Ah... aku ini egois. Betapa tidak, dia suamiku, bapak dari anak-anakku. Telah sebulan lamanya berjibaku dengan maut dan waktu. Di areal kerja dan alam yang tak lagi ramah. Dia suamiku mengorbankan duabelas jam seharinya hanya untuk kami istri dan anaknya.
Huff… kutarik nafas tanda penyesalanku, tapi seakan tak mampu mengusir ruang keegoanku. Kuingat sebelum dia pamit dan mencium keningku, permohonannya, kenapa tak kurelakan ketika dia memohon membawa laktop ini ke lokasi, sementara hanya ada cd-player di dashboard mobil kerja. Dan hape antik sarana dia ber-sms dan bertelpon kami saja, bukan ipad, blackberry atau smartphone lainnya.

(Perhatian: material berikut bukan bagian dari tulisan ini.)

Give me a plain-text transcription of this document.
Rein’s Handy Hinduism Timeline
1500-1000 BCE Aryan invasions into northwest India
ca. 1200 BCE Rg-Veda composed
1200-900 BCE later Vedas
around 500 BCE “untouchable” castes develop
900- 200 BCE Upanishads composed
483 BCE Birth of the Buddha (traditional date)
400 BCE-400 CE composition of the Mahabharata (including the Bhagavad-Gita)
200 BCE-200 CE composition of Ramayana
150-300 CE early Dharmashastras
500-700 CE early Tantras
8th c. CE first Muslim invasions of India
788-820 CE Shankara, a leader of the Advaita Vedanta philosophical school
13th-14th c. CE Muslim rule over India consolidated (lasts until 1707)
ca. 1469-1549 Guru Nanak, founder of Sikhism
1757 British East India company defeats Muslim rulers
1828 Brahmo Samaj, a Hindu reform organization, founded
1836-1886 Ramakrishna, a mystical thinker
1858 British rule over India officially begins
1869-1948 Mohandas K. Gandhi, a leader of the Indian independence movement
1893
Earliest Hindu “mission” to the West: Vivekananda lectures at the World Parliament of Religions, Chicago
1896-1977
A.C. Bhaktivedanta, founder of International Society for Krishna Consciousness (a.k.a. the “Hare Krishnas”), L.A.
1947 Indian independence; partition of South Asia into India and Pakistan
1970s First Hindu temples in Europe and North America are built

Dia bercerita tak ada hiburan selepas kerja, sedang fasilitas parabola pembuka mata ke akses dunia luarpun tak tersedia. Kasihan, dengan apa dia menghibur diri. Jangan jangan... jangan jangan?!, Ah segera kutepis rasa curiga dan syak wasangka. Dia laki-laki terhormat.
Sadarku terlambat sudah, sesalku tak berguna, nampak seberapa besar egoku, kebegoanku malah, hanya demi kompasiana sialan ini, jadi buta mata batinku. Oo... padahal aku hanya  seorang silent reader, membaca tanpa jejak pada tulisan yang menarik mata saja, bukan semua dan bukan siapa penulisnya.
Mas… begitu mulianya hatimu, yang selalu mengalah dan tak memaksa, yang tak pernah menolak permintaanku.
Mas… berjuang di panas dan hujan, melawan lumpur dan debu batu bara adalah Jihad Fisabilillah-mu.
Mas… maafkan aku, karena aku perempuan egois.